You're using a 2048 bit RSA key.

The algorithm is important, some algorithms require larger keys for comparable security, as they build on different mathematical problems. For example, RSA requires rather large keys compared with DSA (and a 1024 bit DSA key is considered fine, while a 1024 bit RSA key is a little bit small), but suffers less from weak entropy. Elliptic curve cryptography provides "even more security per bit", but is newer and experienced fever analysis than RSA and DSA.

since secring.gpg is 2580 bits, I guess I have a 2048 bits key.

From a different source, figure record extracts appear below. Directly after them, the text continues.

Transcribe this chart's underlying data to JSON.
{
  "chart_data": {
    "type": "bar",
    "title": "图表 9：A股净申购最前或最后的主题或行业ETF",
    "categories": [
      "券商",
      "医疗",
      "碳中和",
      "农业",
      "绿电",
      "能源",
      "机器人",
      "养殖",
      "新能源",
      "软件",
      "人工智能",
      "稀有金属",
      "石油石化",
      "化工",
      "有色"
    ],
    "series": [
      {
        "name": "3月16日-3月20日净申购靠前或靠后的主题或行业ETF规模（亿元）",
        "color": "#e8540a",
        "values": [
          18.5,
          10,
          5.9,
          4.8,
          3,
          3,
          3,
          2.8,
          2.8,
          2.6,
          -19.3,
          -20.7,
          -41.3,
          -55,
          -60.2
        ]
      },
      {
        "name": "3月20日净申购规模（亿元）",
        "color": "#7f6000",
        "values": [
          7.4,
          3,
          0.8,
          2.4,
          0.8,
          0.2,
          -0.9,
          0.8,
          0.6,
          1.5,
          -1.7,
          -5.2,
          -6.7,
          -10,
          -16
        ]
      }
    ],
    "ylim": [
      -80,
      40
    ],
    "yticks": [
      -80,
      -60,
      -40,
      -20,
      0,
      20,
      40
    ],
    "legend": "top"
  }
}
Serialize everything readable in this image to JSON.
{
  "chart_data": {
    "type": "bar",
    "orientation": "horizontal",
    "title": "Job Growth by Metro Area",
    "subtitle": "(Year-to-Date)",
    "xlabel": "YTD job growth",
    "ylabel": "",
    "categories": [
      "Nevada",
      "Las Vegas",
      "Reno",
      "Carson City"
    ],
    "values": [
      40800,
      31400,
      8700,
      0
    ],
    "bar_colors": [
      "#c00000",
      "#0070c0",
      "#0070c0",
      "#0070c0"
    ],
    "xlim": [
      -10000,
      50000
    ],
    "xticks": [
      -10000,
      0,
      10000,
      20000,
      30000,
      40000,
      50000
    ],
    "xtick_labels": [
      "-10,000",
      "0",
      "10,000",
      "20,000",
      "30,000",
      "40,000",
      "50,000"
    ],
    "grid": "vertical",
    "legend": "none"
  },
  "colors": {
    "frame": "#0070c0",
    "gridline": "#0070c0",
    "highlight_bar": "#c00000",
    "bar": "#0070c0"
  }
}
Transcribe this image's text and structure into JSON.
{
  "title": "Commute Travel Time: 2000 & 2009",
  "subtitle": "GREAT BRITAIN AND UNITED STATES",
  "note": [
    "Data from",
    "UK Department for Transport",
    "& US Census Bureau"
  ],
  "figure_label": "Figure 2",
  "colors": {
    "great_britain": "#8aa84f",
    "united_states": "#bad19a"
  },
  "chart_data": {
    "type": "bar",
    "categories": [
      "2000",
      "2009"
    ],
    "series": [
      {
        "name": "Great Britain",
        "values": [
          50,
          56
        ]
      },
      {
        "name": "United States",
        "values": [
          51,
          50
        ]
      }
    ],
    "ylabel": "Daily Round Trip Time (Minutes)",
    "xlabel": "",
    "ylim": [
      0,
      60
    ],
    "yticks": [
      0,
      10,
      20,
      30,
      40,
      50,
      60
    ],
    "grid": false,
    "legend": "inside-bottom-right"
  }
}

Not actually, it's 2580 bytes, so you're off factor 8. The secring not only contains the secret primary key, but also

  • the public key (which is always stored in a secret key packet in OpenPGP)
  • secret subkey packets
  • binding signatures for the subkeys
  • user ID packets with self signatures
  • user attributes (currently, there are only images using that packet)

If you're curious, you can list all packets contained in that file using gpg --list-packets ~/.gnupg/secring.gpg.

1
  • Just for the records: A 1024 DSA cannot be considers save for a long time nowadays.
    – frlan
    Sep 26, 2015 at 8:05
0

detect show OpenPGPjs private key length bit

# gpg --import your_armored.key
# gpg --list-secret-keys

/root/.gnupg/secring.gpg
------------------------
sec   4096R/1254E55E 2018-03-13
uid                  Hey <[email protected]>
ssb   4096R/BWC45268 2018-03-13

4096R its 4096 bit

1
  • Does the imported key have to be ascii armored?